La madre del bambino, tra le lacrime, dichiara invece quanto sia stato incivile portare via così suo figlio. Stamani, infatti, ha iniziato una protesta fuori la scuola con dei cartelli scritti: «I bambini non sono né bestie né criminali, liberate Leonardo» ed ancora «i bambini vanno ascoltati». I nonni del bambino visibilmente angosciati, in particolare Alfonso G., 62 anni dichiara: «Da sei anni mia figlia vive un incubo e noi con lei. Mia figlia ha ricevuto 23 querele dal suo ex marito, tutte archiviate. Il bambino vive con lei e non vuole vedere il padre che è percepito dal piccolo come troppo autoritario. Quello che è successo ieri è incredibile».

Per ora il bambino si trova in una casa famiglia a Padova, in carico ai servizi sociali. Sembra che già altri due tentativi di prelevarlo dalla casa materna siano falliti così è seguita la decisione di intervenire a scuola. La dirigente scolastica, Marina Zanon, spiega come sia avvenuto tutto prima del video probabilmente girato dalla zia del ragazzino:  «Anch’io sono rimasta sconvolta e turbata da quanto ho visto ieri. Abbiamo fatto uscire dalla classe i compagni dell’alunno destinatario del provvedimento del giudice e solo dopo sono entrati gli assistenti sociali e i poliziotti. Tutto all’interno della scuola si è svolto senza urla e senza che gli altri compagni di scuola vedessero, in quanto sono rimasti dentro le aule fino a quando il bimbo è stato portato in auto. Ho visto le immagini di Chi l’ha visto?, fornite alla trasmissione dalla zia del piccolo, e mi hanno fatto piangere, perché penso alla situazione drammatica in cui si trova il piccolo».

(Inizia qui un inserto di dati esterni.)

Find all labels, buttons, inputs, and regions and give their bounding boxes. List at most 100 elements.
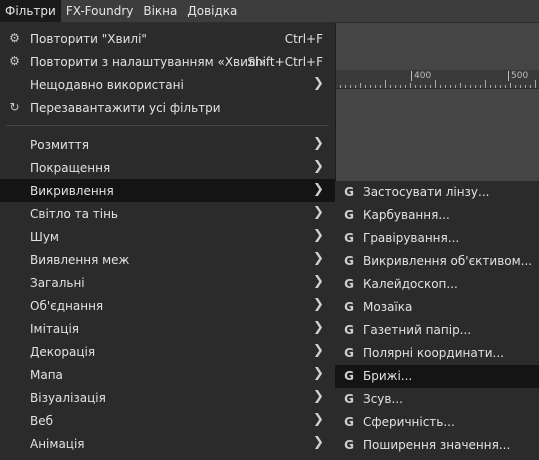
category-item[interactable]: Розмиття ❯	[0, 133, 335, 156]
menu-filters[interactable]: Фільтри	[0, 0, 61, 22]
distort-filter-item[interactable]: G Гравірування...	[335, 227, 539, 250]
ruler-tick	[500, 85, 501, 88]
chevron-right-icon: ❯	[313, 412, 324, 427]
ruler-tick	[395, 85, 396, 88]
category-item[interactable]: Веб ❯	[0, 409, 335, 432]
horizontal-ruler[interactable]: 400 500	[335, 70, 539, 89]
distort-filter-item[interactable]: G Мозаїка	[335, 296, 539, 319]
gegl-icon: G	[344, 208, 354, 222]
ruler-tick	[475, 85, 476, 88]
chevron-right-icon: ❯	[313, 343, 324, 358]
ruler-label-500: 500	[507, 71, 529, 81]
ruler-tick	[370, 85, 371, 88]
ruler-tick	[490, 85, 491, 88]
menubar: Фільтри FX-Foundry Вікна Довідка	[0, 0, 539, 23]
menu-windows[interactable]: Вікна	[138, 0, 182, 22]
ruler-tick	[450, 85, 451, 88]
ruler-tick	[375, 85, 376, 88]
distort-filter-item[interactable]: G Брижі...	[335, 365, 539, 388]
ruler-tick	[400, 85, 401, 88]
distort-filter-label: Сферичність...	[363, 415, 455, 429]
category-item[interactable]: Мапа ❯	[0, 363, 335, 386]
menu-help[interactable]: Довідка	[182, 0, 242, 22]
repeat-waves-shortcut: Ctrl+F	[284, 31, 323, 46]
distort-filter-label: Поширення значення...	[363, 438, 511, 452]
ruler-tick	[415, 85, 416, 88]
chevron-right-icon: ❯	[313, 159, 324, 174]
category-label: Об'єднання	[30, 298, 104, 313]
category-item[interactable]: Декорація ❯	[0, 340, 335, 363]
ruler-tick	[430, 85, 431, 88]
ruler-tick	[505, 85, 506, 88]
menu-fx-foundry[interactable]: FX-Foundry	[61, 0, 139, 22]
distort-filter-label: Зсув...	[363, 392, 403, 406]
repeat-waves-item[interactable]: ⚙ Повторити "Хвилі" Ctrl+F	[0, 27, 335, 50]
distort-filter-item[interactable]: G Поширення значення...	[335, 434, 539, 457]
chevron-right-icon: ❯	[313, 320, 324, 335]
ruler-tick	[410, 83, 411, 88]
category-item[interactable]: Викривлення ❯	[0, 179, 335, 202]
ruler-tick	[460, 83, 461, 88]
distort-filter-item[interactable]: G Викривлення об'єктивом...	[335, 250, 539, 273]
chevron-right-icon: ❯	[313, 205, 324, 220]
distort-filter-item[interactable]: G Газетний папір...	[335, 319, 539, 342]
category-label: Покращення	[30, 160, 111, 175]
distort-filter-label: Карбування...	[363, 208, 450, 222]
reload-filters-label: Перезавантажити усі фільтри	[30, 100, 221, 115]
category-item[interactable]: Світло та тінь ❯	[0, 202, 335, 225]
distort-filter-item[interactable]: G Калейдоскоп...	[335, 273, 539, 296]
gegl-icon: G	[344, 346, 354, 360]
ruler-tick	[530, 85, 531, 88]
category-label: Розмиття	[30, 137, 90, 152]
category-item[interactable]: Анімація ❯	[0, 432, 335, 455]
chevron-right-icon: ❯	[313, 251, 324, 266]
ruler-tick	[355, 85, 356, 88]
distort-filter-item[interactable]: G Карбування...	[335, 204, 539, 227]
filters-menu: ⚙ Повторити "Хвилі" Ctrl+F ⚙ Повторити з…	[0, 23, 336, 460]
ruler-tick	[380, 85, 381, 88]
distort-filter-item[interactable]: G Полярні координати...	[335, 342, 539, 365]
ruler-tick	[480, 85, 481, 88]
distort-filter-label: Калейдоскоп...	[363, 277, 458, 291]
distort-filter-label: Мозаїка	[363, 300, 413, 314]
distort-filter-item[interactable]: G Застосувати лінзу...	[335, 181, 539, 204]
gear-icon: ⚙	[9, 31, 20, 45]
category-item[interactable]: Візуалізація ❯	[0, 386, 335, 409]
gegl-icon: G	[344, 185, 354, 199]
distort-filter-label: Гравірування...	[363, 231, 460, 245]
category-item[interactable]: Загальні ❯	[0, 271, 335, 294]
ruler-tick	[345, 85, 346, 88]
category-item[interactable]: Шум ❯	[0, 225, 335, 248]
category-label: Шум	[30, 229, 59, 244]
ruler-tick	[465, 85, 466, 88]
gegl-icon: G	[344, 392, 354, 406]
category-label: Імітація	[30, 321, 79, 336]
gegl-icon: G	[344, 369, 354, 383]
ruler-tick	[440, 85, 441, 88]
reload-filters-item[interactable]: ↻ Перезавантажити усі фільтри	[0, 96, 335, 119]
chevron-right-icon: ❯	[313, 76, 324, 91]
menu-separator	[6, 125, 329, 126]
category-label: Виявлення меж	[30, 252, 130, 267]
category-item[interactable]: Об'єднання ❯	[0, 294, 335, 317]
gegl-icon: G	[344, 415, 354, 429]
category-item[interactable]: Виявлення меж ❯	[0, 248, 335, 271]
chevron-right-icon: ❯	[313, 136, 324, 151]
ruler-tick	[485, 80, 486, 88]
distort-filter-item[interactable]: G Сферичність...	[335, 411, 539, 434]
ruler-tick	[525, 85, 526, 88]
ruler-tick	[520, 85, 521, 88]
category-item[interactable]: Покращення ❯	[0, 156, 335, 179]
distort-filter-item[interactable]: G Зсув...	[335, 388, 539, 411]
recently-used-item[interactable]: Нещодавно використані ❯	[0, 73, 335, 96]
ruler-label-400: 400	[410, 71, 432, 81]
chevron-right-icon: ❯	[313, 297, 324, 312]
chevron-right-icon: ❯	[313, 366, 324, 381]
category-label: Декорація	[30, 344, 96, 359]
ruler-tick	[535, 80, 536, 88]
gegl-icon: G	[344, 277, 354, 291]
category-item[interactable]: Імітація ❯	[0, 317, 335, 340]
distort-filter-label: Газетний папір...	[363, 323, 472, 337]
ruler-tick	[385, 80, 386, 88]
reshow-waves-item[interactable]: ⚙ Повторити з налаштуванням «Хвилі» Shif…	[0, 50, 335, 73]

IL GARANTE DELL’INFANZIA – «E’ un episodio grave per le modalità in cui si è svolto – afferma Vincenzo Spadafora, Autorità Garante per l’Infanzia e l’Adolescenza – Da anni in Italia auspichiamo una riforma della giustizia minorile che tarda ad arrivare. Una riforma, ed anche l’episodio di oggi ce lo ricorda, che veda l’ascolto del minore come punto di partenza». Inoltre chiede ai media, nel rispetto del bambino, di non speculare sull’accaduto con spettacolarizzazioni di ogni genere. «Quello che è successo a Padova – dichiara – ci obbliga ad una riflessione seria e più complessa».